En el actual escenario de la banca global y considerando los próximos cambios y disrupciones en el horizonte (billetera electrónica, mobile banking, mobile money, bitcoins, millennials, etc.), solo los bancos e instituciones financieras que comprendan, evolucionen y puedan empezar a ejecutar estos nuevos principios y modelos de negocios estarán mejor preparados para cruzar el hito temporal del 2016/2017, donde veremos con claridad cuáles de esos bancos entendieron, cómo lo están implementando y a quiénes le están hablando.

Hoy, la información disponible para todos es la misma y es información empírica y racional. Como nunca el acceso a los datos, el análisis, las proyecciones, los escenarios y las palancas son conocidos. El problema mayor radica en un factor menos tangible pero es el primero que debe ajustarse en instituciones como la banca, o el resto de las condiciones no pueden darse: El factor humano.

En este escenario, gerentes y directores son formados y educados en el paradigma de la “mejora incremental” o “mejora contínua”, pero sobre todo, son formados en el paradigma de minimizar las fallas lo que tiene implícito la obligación de no correr riesgos. Y en este escenario, ya lo saben otras industrias (música y editorial)  la disrupción llegó desde fuera y desde múltiples flancos.
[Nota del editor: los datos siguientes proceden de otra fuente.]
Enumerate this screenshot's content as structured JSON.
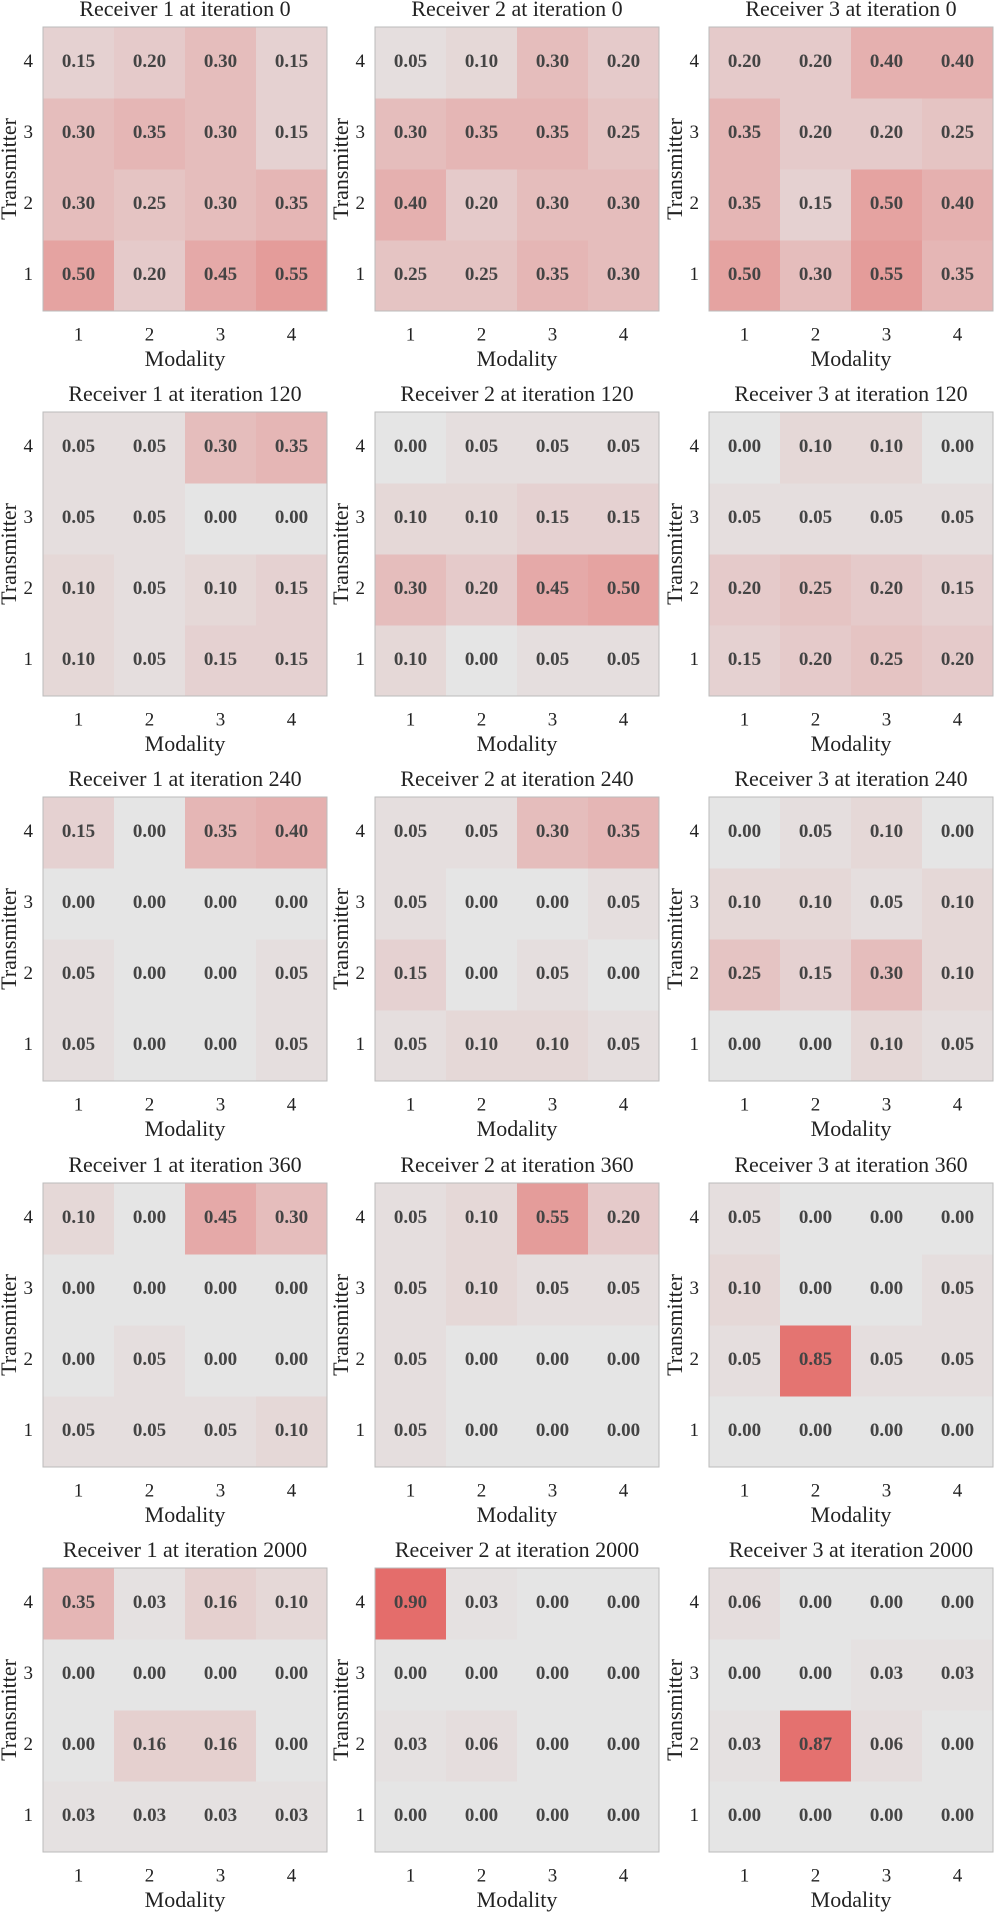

El comportamiento y necesidades y  de los consumidores cambió y las industrias primero ignoran, luego tratan de reprimirlo y finalmente se integran a la tendencia, pero el compromiso no es total, requiere cambios más profundos que solo aceptar la evidencia. La tecnología permite que “otros”, no la banca, ofrezca servicios y productos que eran propios de la banca. Nuevos modelos de negocios se crean (desde Google Wallet hasta Cumplo en Chile) donde la banca es un prestador de servicios o un “partner estratégico” pero ya no dueño del negocio.

Le tememos al cambio porque nos saca de nuestra zona de confort, preferimos metas y objetivos racionales porque le tememos al riesgo y a la incertidumbre, preferimos lo seguro y lo conocido, por eso esperamos que otros hagan el camino primero.

Por ese factor humano es que, pese a que los estudios nos dicen, de forma racional y empírica, que el 53% de los Millennials no creen que sus bancos ofrecen nada diferente a los otros, 1 de 3 están dispuestos a cambiar de banco en los próximos 90 días, 70% dice que en 5 años la forma en que pagamos por las cosas será totalmente diferente (y esperan que así sea); las instituciones comunes llegan tarde, se adaptan pero no cambian realmente, maquillan sus servicios pero no crean nada nuevo.

“I don’t see the difference between my bank and all the others.”

http://www.millennialdisruptionindex.com/

Decir que “el futuro es digital” es obvio pero necesario, y sin embargo, incompleto. El futuro para los empresas y servicios es volver a conectar con las personas (a veces usuarios, a veces clientes, siempre personas), entender que hay nativos digitales pero también inmigrantes digitales y muchos casi analfabetos digitales, entender hacia dónde van y construir los nuevos modelos de negocios, productos y servicios enfocados en esas necesidades. Las empresas que entiendan estos, y varias ya lo han entendido, verán que la tecnología es un medio poderoso, pero no el fin, las apps y todos los atractivos dispositivos eternamente conectados son herramientas (absolutamente necesarias) pero no la respuesta que hará que las personas distingan nuestra marca y servicios de entre todo lo demás.